In the first part of this 2-part-series we talked about recent additions to version 3.5 of the Deep Learning Toolkit for Splunk (DLTK). Here in part 2 we want to explain a few new algorithmic approaches available for time series analysis. These can be especially interesting for anomaly detection and time series prediction.
When you analyze time series, there are many possible ways to generate meaningful insights depending on your goal. In some cases your goal may not be 100% clear yet, so it might make sense for you to examine more broadly a given time series. Calculating matrix profiles can yield interesting insights for a variety of data mining tasks including discovery of patterns and motifs or anomalies in terms of novelties or discords in a time series. This is where the STUMPY python library comes in handy since it comes with a wealth of options. Let’s have a look at an example:
In the screenshot above you can see a time series of logons over the course of a few weeks of data. You can clearly see a cyclical pattern that repeats over weekdays and weekends. Now we use STUMPY to calculate the matrix profile which is shown as a green line below the logons chart. High values in the matrix profile can be interpreted as novelties in the time series. This means that within a given window the pattern of the time series is rarely seen across all of the specified time series data. For example, if we filter on an upper 90 percentile we can easily retrieve an anomaly signal which you can see as spikes in the orange line at the bottom of the chart. This can tell us where our time series is more different than usual. With this information we can further correlate other data sources or use this signal in an anomaly detector or even combine it with other existing anomaly detection approaches such as the DensityFunction in MLTK. The key takeaway here is that you learned something new and possibly automatically spotted interesting patterns in your time series.

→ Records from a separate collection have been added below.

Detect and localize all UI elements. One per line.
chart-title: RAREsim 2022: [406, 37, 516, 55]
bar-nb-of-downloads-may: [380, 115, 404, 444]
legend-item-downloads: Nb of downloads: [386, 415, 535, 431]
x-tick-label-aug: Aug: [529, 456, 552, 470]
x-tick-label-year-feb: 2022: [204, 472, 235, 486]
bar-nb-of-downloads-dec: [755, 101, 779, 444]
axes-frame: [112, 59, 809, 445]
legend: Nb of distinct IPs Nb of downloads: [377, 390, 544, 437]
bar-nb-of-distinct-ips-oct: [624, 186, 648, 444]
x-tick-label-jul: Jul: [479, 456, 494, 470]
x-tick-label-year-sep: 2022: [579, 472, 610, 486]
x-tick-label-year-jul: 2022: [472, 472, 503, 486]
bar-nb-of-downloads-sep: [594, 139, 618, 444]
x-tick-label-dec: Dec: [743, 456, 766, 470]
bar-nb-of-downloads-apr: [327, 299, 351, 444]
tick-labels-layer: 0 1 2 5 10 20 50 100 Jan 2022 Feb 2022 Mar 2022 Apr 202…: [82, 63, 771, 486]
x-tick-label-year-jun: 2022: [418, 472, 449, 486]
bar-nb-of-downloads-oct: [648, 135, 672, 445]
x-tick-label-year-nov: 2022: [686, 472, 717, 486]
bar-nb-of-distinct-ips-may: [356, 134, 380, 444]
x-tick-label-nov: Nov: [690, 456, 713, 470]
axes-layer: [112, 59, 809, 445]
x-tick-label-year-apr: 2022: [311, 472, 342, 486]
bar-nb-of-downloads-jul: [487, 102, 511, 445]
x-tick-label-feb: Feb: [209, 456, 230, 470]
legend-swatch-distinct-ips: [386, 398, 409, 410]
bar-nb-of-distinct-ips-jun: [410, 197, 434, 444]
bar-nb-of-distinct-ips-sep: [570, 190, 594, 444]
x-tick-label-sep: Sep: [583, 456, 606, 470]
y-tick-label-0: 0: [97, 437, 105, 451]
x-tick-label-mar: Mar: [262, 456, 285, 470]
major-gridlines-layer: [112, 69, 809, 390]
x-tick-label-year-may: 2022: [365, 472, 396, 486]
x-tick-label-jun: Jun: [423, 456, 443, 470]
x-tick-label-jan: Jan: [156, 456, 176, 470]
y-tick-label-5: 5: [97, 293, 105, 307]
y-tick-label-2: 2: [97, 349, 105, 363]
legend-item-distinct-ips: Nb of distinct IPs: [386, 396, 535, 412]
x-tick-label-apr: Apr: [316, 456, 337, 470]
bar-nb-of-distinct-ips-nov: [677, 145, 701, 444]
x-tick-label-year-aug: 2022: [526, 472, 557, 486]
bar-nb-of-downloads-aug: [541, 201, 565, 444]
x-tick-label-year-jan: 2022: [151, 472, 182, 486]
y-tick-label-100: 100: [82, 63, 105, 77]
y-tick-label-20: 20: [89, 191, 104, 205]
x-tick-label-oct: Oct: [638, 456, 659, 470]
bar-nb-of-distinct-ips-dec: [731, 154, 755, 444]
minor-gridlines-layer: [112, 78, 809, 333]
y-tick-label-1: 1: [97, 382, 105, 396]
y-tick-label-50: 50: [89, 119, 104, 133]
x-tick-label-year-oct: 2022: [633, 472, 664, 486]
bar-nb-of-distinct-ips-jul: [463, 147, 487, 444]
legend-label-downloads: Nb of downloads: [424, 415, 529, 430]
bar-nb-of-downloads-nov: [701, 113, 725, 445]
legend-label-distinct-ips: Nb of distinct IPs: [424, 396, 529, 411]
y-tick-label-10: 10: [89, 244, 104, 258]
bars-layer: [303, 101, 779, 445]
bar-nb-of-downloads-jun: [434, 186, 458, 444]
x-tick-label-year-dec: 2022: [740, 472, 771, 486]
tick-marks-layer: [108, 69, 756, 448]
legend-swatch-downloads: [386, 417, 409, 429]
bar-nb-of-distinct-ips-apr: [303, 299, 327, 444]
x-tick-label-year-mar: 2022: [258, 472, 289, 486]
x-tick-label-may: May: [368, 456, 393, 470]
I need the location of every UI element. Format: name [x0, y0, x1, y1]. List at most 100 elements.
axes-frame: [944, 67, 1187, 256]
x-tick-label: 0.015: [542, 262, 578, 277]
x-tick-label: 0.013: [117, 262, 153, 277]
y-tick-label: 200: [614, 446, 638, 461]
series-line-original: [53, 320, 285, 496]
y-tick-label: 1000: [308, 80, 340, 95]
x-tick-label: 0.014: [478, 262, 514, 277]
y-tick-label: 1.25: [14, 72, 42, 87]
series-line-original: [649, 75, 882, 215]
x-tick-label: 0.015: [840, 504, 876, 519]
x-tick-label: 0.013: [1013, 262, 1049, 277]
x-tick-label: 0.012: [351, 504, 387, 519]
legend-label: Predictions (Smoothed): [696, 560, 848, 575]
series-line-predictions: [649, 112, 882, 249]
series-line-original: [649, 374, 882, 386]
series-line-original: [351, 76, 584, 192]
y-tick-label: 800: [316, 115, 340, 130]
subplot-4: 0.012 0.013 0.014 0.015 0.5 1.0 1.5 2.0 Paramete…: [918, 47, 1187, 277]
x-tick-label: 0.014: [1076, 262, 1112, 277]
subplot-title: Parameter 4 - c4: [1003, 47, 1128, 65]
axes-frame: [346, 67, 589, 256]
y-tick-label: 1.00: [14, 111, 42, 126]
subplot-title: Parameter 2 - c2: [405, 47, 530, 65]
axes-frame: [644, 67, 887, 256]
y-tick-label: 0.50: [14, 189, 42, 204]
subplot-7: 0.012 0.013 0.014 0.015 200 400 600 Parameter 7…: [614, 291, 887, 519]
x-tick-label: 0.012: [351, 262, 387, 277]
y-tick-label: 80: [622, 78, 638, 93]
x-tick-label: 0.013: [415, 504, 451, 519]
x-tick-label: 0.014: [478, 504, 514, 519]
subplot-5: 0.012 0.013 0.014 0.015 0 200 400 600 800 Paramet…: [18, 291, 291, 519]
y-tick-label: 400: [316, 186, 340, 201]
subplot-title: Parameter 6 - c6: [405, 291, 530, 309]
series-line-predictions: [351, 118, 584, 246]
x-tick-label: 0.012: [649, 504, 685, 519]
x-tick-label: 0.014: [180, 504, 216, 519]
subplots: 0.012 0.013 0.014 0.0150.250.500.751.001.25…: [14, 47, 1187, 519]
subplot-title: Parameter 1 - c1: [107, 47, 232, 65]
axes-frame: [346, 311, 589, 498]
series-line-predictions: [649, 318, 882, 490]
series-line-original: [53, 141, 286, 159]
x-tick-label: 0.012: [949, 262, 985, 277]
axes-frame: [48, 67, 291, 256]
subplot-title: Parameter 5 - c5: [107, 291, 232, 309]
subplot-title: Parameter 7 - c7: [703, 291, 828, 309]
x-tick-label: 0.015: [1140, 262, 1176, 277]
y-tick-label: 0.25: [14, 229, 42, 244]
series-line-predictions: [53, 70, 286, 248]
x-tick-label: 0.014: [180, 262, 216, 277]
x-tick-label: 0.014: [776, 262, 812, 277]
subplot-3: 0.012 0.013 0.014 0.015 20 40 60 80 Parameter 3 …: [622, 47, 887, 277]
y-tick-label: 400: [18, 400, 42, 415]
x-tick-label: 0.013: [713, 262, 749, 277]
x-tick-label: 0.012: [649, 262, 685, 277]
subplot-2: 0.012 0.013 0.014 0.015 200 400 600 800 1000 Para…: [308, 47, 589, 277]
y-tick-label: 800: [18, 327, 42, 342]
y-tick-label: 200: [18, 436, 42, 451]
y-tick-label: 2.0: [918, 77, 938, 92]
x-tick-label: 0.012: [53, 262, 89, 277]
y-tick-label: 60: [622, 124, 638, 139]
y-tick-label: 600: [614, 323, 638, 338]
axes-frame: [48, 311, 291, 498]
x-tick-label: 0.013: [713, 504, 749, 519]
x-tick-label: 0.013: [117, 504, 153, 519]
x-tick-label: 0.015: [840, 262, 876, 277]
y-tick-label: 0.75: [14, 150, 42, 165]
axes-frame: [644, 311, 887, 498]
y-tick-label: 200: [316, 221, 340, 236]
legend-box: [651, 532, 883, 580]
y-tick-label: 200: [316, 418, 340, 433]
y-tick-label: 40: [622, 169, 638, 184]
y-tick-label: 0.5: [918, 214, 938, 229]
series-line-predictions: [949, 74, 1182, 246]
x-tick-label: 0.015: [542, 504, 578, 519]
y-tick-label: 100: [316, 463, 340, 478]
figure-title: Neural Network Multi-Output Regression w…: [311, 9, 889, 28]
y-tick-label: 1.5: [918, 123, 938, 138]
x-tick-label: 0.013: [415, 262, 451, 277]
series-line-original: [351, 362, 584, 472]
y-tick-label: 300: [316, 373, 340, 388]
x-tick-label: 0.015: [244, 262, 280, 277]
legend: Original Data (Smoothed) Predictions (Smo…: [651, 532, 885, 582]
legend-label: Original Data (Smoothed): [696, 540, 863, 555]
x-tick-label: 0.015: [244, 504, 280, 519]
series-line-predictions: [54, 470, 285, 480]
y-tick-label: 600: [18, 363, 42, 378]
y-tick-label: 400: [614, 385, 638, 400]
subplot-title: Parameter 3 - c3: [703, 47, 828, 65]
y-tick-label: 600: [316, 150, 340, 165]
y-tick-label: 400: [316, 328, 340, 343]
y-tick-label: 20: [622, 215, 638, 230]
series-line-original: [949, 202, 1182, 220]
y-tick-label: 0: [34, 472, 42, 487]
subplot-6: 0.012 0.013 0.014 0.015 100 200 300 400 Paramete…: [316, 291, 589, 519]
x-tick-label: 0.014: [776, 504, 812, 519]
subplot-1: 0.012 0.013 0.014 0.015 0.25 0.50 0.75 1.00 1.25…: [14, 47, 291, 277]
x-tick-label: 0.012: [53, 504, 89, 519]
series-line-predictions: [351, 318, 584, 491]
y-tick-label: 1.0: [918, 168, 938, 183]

Sometimes everything runs smoothly and sometimes changes happen. As a human analyst you often investigate your data and build charts to better understand where such changes occur and then likely derive rules that you use for alerting. Let’s imagine you work in network operations and collect data that measures round trip times for different connections of your services. With all being normal those measurements are typically stable around a certain value. But what if sudden changes occur and you want to get actively notified? This is where change point detection can be a useful approach to let a model learn dynamically from your data where such changes occur.
The example above shows logs of a simple ping to the DNS service 1.1.1.1 with the given round trip time measurements. As you can see from the data and the chart, the time values are typically around 14ms. Sometimes changes occur and the round trip time spikes up exceeding 200ms. In this use case we switched to different VPN connections which caused a different routing of our ping requests and therefore resulted in different packet round trip times. This certainly doesn’t matter for our simple sample use case, but for many business critical applications it is worth being notified or deriving some KPIs that can be used for further alerting or reporting. Splunk’s IT Service Intelligence (ITSI) combines such measurements to describe the overall health score of IT or business related services. The green bars in the dashboard above show the output of a bayesian online change point detection algorithm as described in this paper and luckily is available as a python library which was integrated into the golden image, so it is ready to use in DLTK if you have a similar scenario. There is some good news for you if you want to tackle such a scenario on a massive scale directly on your streaming data: Splunk’s Data Stream Processor also has a built-in function for drift detection available!
As some of you might have seen, we recently have been investigating ways of making the predictive health score functionality easier to use in ITSI. In addition to this we have been thinking about whether there are specific algorithms that could do a better job of predicting future values for the service health score. With that in mind, enter the memory-intensive Long Short-Term Memory (LSTM) network!
Although the example below isn’t ITSI specific it could easily be applied to the service health and KPI data that you can find in ITSI. For this example we are taking some server power consumption data and trying to predict the power consumption based on metrics such as the CPU utilisation, disk accesses and core cycles. Unlike algorithms such as a Random Forest Regressor or Linear Regression our LSTM is able to make a prediction based on a sequence of events. In this use case we have modelled sequences of 5 events to make the prediction. This means that if you have data where trend is a factor it can be modelled much more easily with an LSTM than with a standard regressor, which looks only at a single record to make a prediction.
We hope these new algorithms are useful for you to improve either your existing use cases or build entirely new ones that relate to the provided examples above.